こういった掛け声と笛の音によって、海人のもつ不思議さとか儚さといったものを表現しようとしていたのでしょう。ですからその瞬間、「もしもサイレントムービーで能を見たら、さぞ下らないものになってしまうだろうな」などと考えていました。

「海人」で最も重要なパートは玉之段です。玉之段はスピーディーに進行しましたが、主観的継続時間は非常に長いように思いました。それほどまでに「引き込まれるようなもの」があの空間にはあったと思います。シテの一挙手一投足に観客席の誰もが傾注していました。舞台を強く踏みつけたときに発せられる足踏み音も稲妻のように感じられるほどでした。

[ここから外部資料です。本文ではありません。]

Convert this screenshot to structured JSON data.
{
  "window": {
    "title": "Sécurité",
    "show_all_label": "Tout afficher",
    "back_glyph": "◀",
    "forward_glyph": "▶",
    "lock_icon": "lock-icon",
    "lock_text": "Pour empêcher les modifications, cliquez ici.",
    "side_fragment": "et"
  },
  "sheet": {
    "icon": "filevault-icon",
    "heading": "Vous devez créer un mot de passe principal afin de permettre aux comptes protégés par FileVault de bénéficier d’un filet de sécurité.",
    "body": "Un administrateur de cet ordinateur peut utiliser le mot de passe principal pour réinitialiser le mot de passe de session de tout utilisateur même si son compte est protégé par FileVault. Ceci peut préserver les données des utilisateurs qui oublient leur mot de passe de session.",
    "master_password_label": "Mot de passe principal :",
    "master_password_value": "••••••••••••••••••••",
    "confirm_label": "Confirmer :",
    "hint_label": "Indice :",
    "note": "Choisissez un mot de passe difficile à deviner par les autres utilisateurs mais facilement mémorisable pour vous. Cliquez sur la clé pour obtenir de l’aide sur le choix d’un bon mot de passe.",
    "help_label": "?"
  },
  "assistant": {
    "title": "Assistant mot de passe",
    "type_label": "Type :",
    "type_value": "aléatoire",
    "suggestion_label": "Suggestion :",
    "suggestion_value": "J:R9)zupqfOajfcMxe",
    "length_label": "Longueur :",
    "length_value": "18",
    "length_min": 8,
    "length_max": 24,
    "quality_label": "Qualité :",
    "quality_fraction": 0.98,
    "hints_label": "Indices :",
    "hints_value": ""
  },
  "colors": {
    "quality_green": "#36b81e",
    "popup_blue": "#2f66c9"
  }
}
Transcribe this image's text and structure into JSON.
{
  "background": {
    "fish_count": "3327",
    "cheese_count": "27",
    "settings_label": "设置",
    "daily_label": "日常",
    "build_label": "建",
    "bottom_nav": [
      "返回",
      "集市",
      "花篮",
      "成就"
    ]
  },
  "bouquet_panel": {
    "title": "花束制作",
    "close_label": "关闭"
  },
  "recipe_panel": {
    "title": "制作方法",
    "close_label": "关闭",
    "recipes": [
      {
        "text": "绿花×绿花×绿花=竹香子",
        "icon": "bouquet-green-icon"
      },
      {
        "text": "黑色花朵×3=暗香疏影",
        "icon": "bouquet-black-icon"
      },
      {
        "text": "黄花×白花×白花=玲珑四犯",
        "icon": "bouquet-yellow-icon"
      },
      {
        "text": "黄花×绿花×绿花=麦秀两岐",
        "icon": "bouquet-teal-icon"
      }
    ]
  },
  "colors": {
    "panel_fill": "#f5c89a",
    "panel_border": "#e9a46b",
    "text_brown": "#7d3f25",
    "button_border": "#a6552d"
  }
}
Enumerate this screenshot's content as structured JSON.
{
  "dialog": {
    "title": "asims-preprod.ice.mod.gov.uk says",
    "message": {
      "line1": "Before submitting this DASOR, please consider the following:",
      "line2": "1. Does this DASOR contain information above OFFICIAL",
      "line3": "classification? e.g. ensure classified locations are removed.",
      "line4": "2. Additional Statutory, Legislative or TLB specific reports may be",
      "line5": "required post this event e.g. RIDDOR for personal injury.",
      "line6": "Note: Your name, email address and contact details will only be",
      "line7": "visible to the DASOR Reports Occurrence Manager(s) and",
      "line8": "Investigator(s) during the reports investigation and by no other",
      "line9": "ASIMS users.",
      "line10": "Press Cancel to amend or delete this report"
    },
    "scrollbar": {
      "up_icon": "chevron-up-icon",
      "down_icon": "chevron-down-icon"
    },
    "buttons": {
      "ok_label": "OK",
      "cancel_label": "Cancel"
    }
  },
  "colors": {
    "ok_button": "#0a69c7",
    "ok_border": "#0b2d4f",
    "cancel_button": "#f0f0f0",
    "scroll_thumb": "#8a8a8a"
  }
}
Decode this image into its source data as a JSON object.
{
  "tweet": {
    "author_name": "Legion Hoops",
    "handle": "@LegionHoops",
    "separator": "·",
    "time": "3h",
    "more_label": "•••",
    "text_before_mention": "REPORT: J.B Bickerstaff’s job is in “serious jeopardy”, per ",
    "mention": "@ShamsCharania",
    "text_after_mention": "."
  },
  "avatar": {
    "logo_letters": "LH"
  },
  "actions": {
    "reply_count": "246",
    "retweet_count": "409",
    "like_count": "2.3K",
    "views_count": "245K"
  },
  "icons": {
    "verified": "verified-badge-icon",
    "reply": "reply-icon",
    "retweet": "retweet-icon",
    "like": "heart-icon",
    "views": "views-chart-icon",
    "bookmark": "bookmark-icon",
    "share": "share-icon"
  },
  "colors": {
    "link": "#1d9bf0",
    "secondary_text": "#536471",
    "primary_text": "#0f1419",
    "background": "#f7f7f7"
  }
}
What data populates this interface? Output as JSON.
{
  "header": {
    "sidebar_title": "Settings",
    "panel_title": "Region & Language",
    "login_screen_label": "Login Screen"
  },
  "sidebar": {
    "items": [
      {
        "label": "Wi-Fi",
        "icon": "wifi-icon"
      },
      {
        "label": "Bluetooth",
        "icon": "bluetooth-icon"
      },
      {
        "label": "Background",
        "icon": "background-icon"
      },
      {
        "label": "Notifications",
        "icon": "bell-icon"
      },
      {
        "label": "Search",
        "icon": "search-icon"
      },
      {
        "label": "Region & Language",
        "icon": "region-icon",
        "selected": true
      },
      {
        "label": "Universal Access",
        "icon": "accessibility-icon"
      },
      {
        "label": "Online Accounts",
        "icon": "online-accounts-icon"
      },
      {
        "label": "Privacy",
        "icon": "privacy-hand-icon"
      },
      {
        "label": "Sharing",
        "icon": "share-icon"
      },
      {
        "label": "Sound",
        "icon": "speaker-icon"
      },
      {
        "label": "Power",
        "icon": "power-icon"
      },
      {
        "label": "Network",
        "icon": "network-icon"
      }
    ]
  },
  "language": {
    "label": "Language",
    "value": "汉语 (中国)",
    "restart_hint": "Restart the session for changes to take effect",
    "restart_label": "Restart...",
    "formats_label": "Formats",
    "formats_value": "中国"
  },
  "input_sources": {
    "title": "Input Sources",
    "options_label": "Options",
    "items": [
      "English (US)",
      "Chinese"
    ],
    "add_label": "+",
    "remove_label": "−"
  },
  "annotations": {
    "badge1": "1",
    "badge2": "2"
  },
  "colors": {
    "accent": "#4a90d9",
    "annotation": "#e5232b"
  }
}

玉之段での地謡と共に盛大に盛り上がるリズミカルな鼓の演奏にはかなりの迫力がありました。それは海人の飛んだり跳ねたりという激しい動きに一層の躍動感を与え、シテの演舞から能楽師の魂というものを観客に感じさせる効果をも生み出していたように感じました。

だからこそ、玉之段終了直後のシテによるクドキが始まったときは、異常なほどに静かで、主観的には心臓の鼓動音までしっかり聞き取れそうなほどでした。その後、アイの浦の者(青い衣装)による伝説語りの間も、鼓や笛は床に置かれて、非常に静かに淡々と噺が進んでいきました。

少し会場に「飽き」のムードが漂い始めてきていたとき、出端の囃子に入り、後シテの竜女(真っ赤な衣装、長い髪、白い面)が登場すると、場の雰囲気が一転しました。太鼓、大鼓、小鼓、笛のすべての楽器が演奏され、力強い囃子の中で竜女の舞が始まりました。

玉之段のときですら、太鼓は封印されていましたから、ここで完全に四つすべての楽器が使われたというのは圧巻でした。これまでの舞台全体を通じて最もパワフルな囃子の中で、鼓の音が熱い鼓動のように響き、あまりにも強い笛の音が場を支配していました。

それゆえに、竜女の舞は、玉之段での海人の舞を上回るほどエネルギーに満ち満ちていて、見ている我々を惹きつけてやみませんでした。このとき、私は見知らぬはずのシテの能楽師の方に対し、畏怖の念すら抱いていました。

配られてあったプリントに記載されている演出と、実際に見た銕仙会の舞台とを比べると、台詞が一部省略されて細部では若干違いました。そういった違いを見つけながら演出を楽しむことができたのは、私にとって小さくない収穫でした(それほど集中して能を見ることができたという証明なので)。

そもそもこの講義を選択したのは、日本人としては能楽、文楽、狂言、歌舞伎といった伝統芸能は押さえておきたいという気持ちがあったからです。この青山での能鑑賞は、私の人生で初めて「ああ、自分はちゃんと能楽を見たんだ!」と実感できるものとなりました。これだけでも演劇論Iなる科目を(仮に単位を落としたとしても)履修した意味があったというものです。

授業で要請されて能楽鑑賞に行く、というのは今回で最後ですが、これからの長い人生の中で今後は自発的に能を見に行くように努力していければ幸いです。


場所についてですが、これが表参道だったんですけど、どうにも私には場違いでしたね。原宿の竹下通りはできれば近寄りたくない場所に認定していましたが、表参道もちょっと近づきにくかったです。

銕仙会地図

銕仙会の目の前はプラダでしたし。おかげでさらに場違い度が増しました。